The most pronounced substrate selectivity was, however, observed in the alkaloid group, because only two out of nine alkaloids belonging to the same family (monoterpenoid indoles) exhibiting reducible carbonyl functions could be converted, including the natural substrate perakine. Interestingly, of the structurally related 19(S),20(R)-dihydroperaksine alkaloids, the dialdehyde 19(S),20(R)-dihydroperaksine-17,21-al alone is reduced, giving rise to the recently isolated 19(S),20(R)-dihydroperaksine-17-al from Rauvolfia hairy roots (Sheludko et al. 2002). The second aldehyde group, located on the opposite side of the molecule at C17, was not reduced by the enzyme. Identification of 19(S),20(R)-dihydroperaksine alkaloids with both reduced aldehyde functions points to the putative existence of additional reductases in the Rauvolfia metabolome, involved in 19(S),20(R)-dihydroperaksine alkaloid conversion (XR, see Fig. 1).

These substrate studies make the classification of PR as a typical AKR protein difficult, but the AKR characteristic tetrad Asp52, Tyr57, Lys84 and His126 are also found in the PR sequence (Fig. 2), which were finally identified as the functional amino acids by way of site-directed mutagenesis experiments (Table 5). PR must therefore be unambiguously regarded as a novel member of the AKR enzyme superfamily.

Based on the cofactor requirements, the AKR family may be divided into three sub-groups: the major group which is predominantly NADPH-dependent, a small subgroup with dual NADPH/NADH specificity and very few examples which show exclusive specificity for NADH (Di Luccio et al. 2006). Given its cofactor dependence, PR clearly belongs to the first of these three subgroups.

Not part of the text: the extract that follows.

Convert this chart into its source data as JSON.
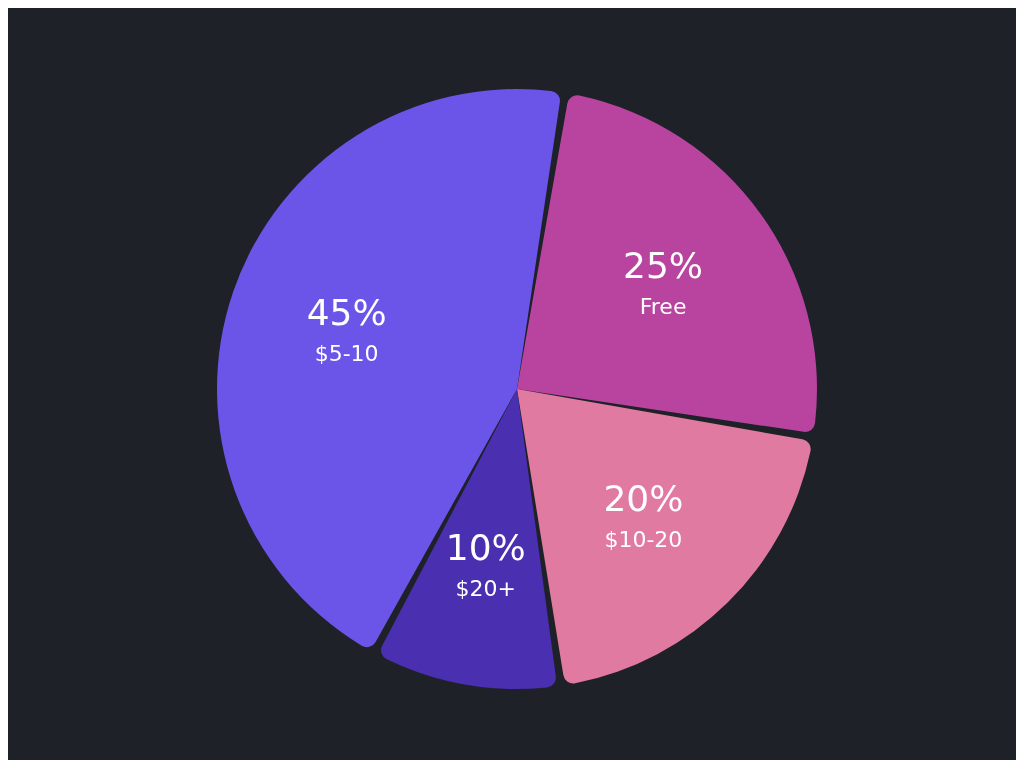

It must however be regarded as an enzyme with an inherently low substrate specificity (Tables 13), with pronounced preference for the small nitrobenzaldehydes over medium-sized cinnamic aldehydes, and the structurally bulky alkaloids. Though a large binding site is required, additional structural requirements necessary for PR to convert such structurally diverse substrates remain undefined.

Moreover, PR represents the first example of this enzyme family which possesses a functional relationship to the indole alkaloid biosynthetic network. However, multi-functionality such as the detoxification of reactive aldehydes seen in human AKRs (Jin and Penning 2007) or in the metabolism of phenylpropane aldehydes, may not be excluded for the Rauvolfia cells. Since sequence analysis of PR shows no significant identity (<13%) or homology to well known cinnamic aldehyde reductases linked to lignin biosynthesis (Kim et al. 2004; Zhang et al. 2006), the enzyme may however exemplify a novel component of phenylpropanoid metabolism. However, extensive analysis of Rauvolfia cells by TLC, HPLC and GC-MS clearly indicates the absence of cinnamic and coniferyl aldehyde, in contrast to the known presence of the indole alkaloid perakine and its reduction product, a finding which favors a significant role of PR in alkaloid biosynthesis. Further alkaloid profiling of Rauvolfia resulted in the detection of the novel peraksines (Sheludko et al. 2002) and an additional, new Rauvolfia enzyme, acetyl esterase (AE), was identified (see Fig. 1) (Gerasymenko et al. unpublished). In conclusion, it is very likely that the both enzymes, PR and AE, significantly expand the alkaloidal network of Rauvolfia, now resulting in one of the biggest and best understood metabolomes in plant natural product biosynthesis.